Once the Values Blueprint® has been created, refined and approved by senior leaders, we recommend developing a comprehensive communication plan to roll out the new values to the organization. This is an opportunity to engage all employees in understanding the values and contribute to the discussion.
Hiring the right people is the most important thing you can do to build your organizational culture. That is why we put special attention on hiring as part of the People Ink Culture System. Our system utilizes several powerful hiring and selection methods to take the guesswork out of hiring decisions and produce more consistent results.
Our hiring process, PeoplePix® is based on proven best practices:
1) Behavioral Interviewing.
The idea that past behavior predicts future behavior.
2) Peer Interviewing.
We have found the best recruiters and interviewers are your own people because they know exactly what it takes to do that job.
3) Interviewing for Values.
Hiring for values and competencies ensure consistent behaviors across the organization.
Our online interviewer training is available for anyone interested in implementing PeoplePix.
It’s isn’t enough just to hire “A” players. You have to make sure they stick around. A values-based total rewards and recognition system ensures that employees are rewarded for not only performing well, but also for “living” the values.
Accountability. When values and behaviors are incorporated into the performance review, the organization is saying that values are important enough to be the basis for compensation.
Accountability. The values established in your Values Blueprint set minimum behavioral expectations for all employees. Multi-rater peer review, starting with senior leaders, is an excellent tool for surfacing behavior you want to encourage and behavior you want discourage.
Rewards and Recognition. Good people stay in organizations that support their lifestyle and value what they value. Total rewards, including bonuses and recognition, must also be aligned to values.
The Values Blueprint, at its most fundamental, is a rebranding effort. Your values are your brand, and the words you use to communicate those values will solidify them in the minds of both employees and customers, so be consistent in language and presentation. Effectively communicating and rebranding your new values plan requires a focus that goes beyond ordinary marketing and PR efforts.
In the beginning, it is all about awareness – getting the values into everyone’s brains. Over time, you will increase the sophistication of
your branding and values communications. Eventually, the values communications should reflect the growing familiarity your people have with the values and how they are applied application. A values branding plan will help you stay true to your values inall situations and develop a trust-based relationship with you customers.

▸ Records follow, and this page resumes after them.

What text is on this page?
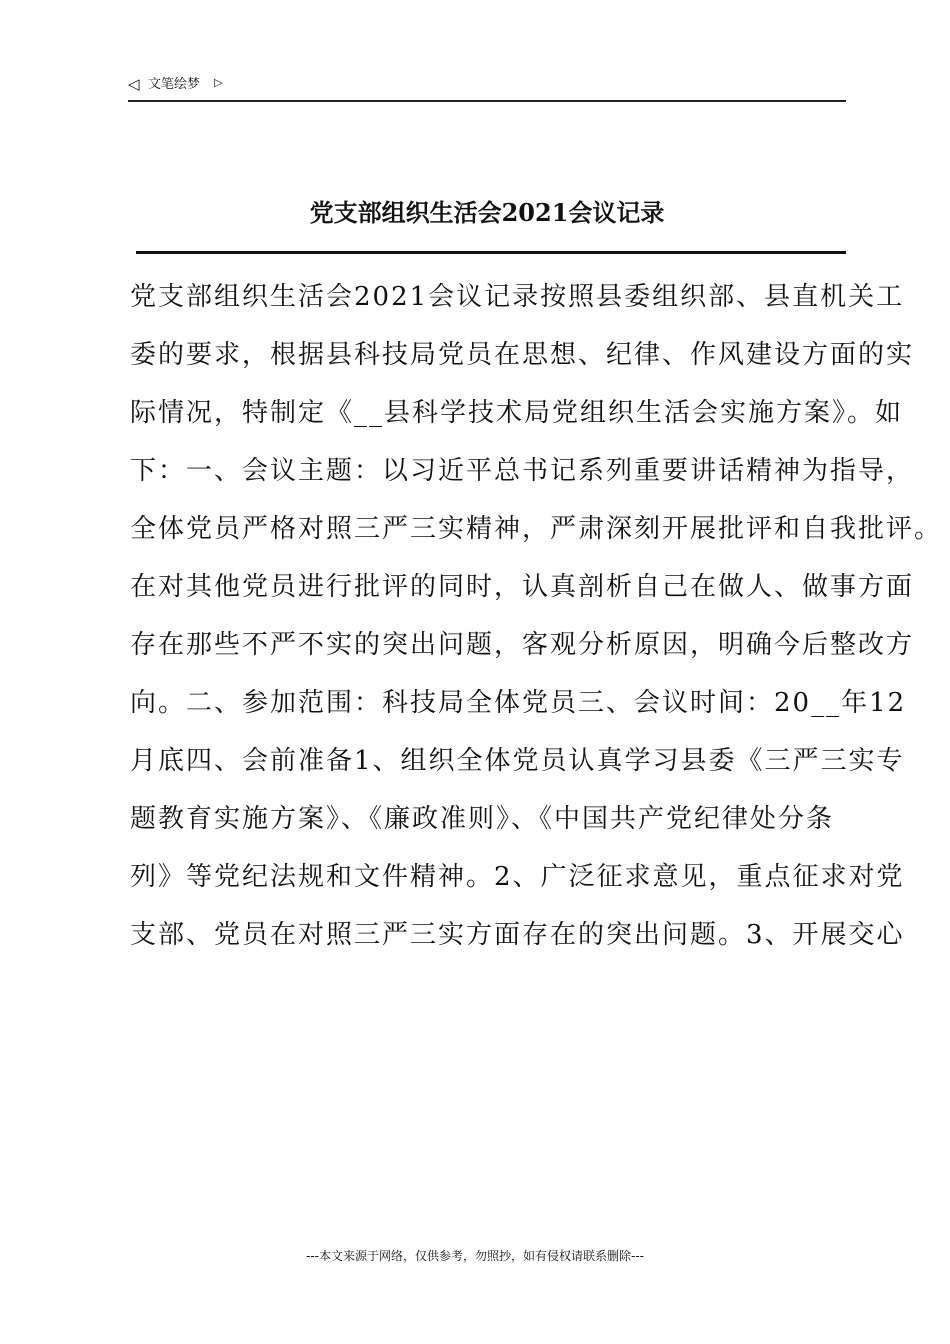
◁ 文笔绘梦 ▷
党支部组织生活会2021会议记录
党支部组织生活会2021会议记录按照县委组织部、县直机关工
委的要求，根据县科技局党员在思想、纪律、作风建设方面的实
际情况，特制定《__县科学技术局党组织生活会实施方案》。如
下：一、会议主题：以习近平总书记系列重要讲话精神为指导，
全体党员严格对照三严三实精神，严肃深刻开展批评和自我批评。
在对其他党员进行批评的同时，认真剖析自己在做人、做事方面
存在那些不严不实的突出问题，客观分析原因，明确今后整改方
向。二、参加范围：科技局全体党员三、会议时间：20__年12
月底四、会前准备1、组织全体党员认真学习县委《三严三实专
题教育实施方案》、《廉政准则》、《中国共产党纪律处分条
列》等党纪法规和文件精神。2、广泛征求意见，重点征求对党
支部、党员在对照三严三实方面存在的突出问题。3、开展交心
---本文来源于网络，仅供参考，勿照抄，如有侵权请联系删除---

A culture built on values requires continuous discipline. Even if you are happy with the way your people are executing the values and behaviors, you must be constantly vigilant and revisit your progress on a regular basis. Organizations that succeed with culture change over the long term have a plan for continuous improvement.
Building a values-based culture takes time. It is a marathon, not a sprint. It helps to establish success criteria and celebrate your progress. We recommend making an annual review of the Values Blueprint and its component parts in your organization’s formal year-end planning. A Values Committee is useful here and will help oversee this discipline.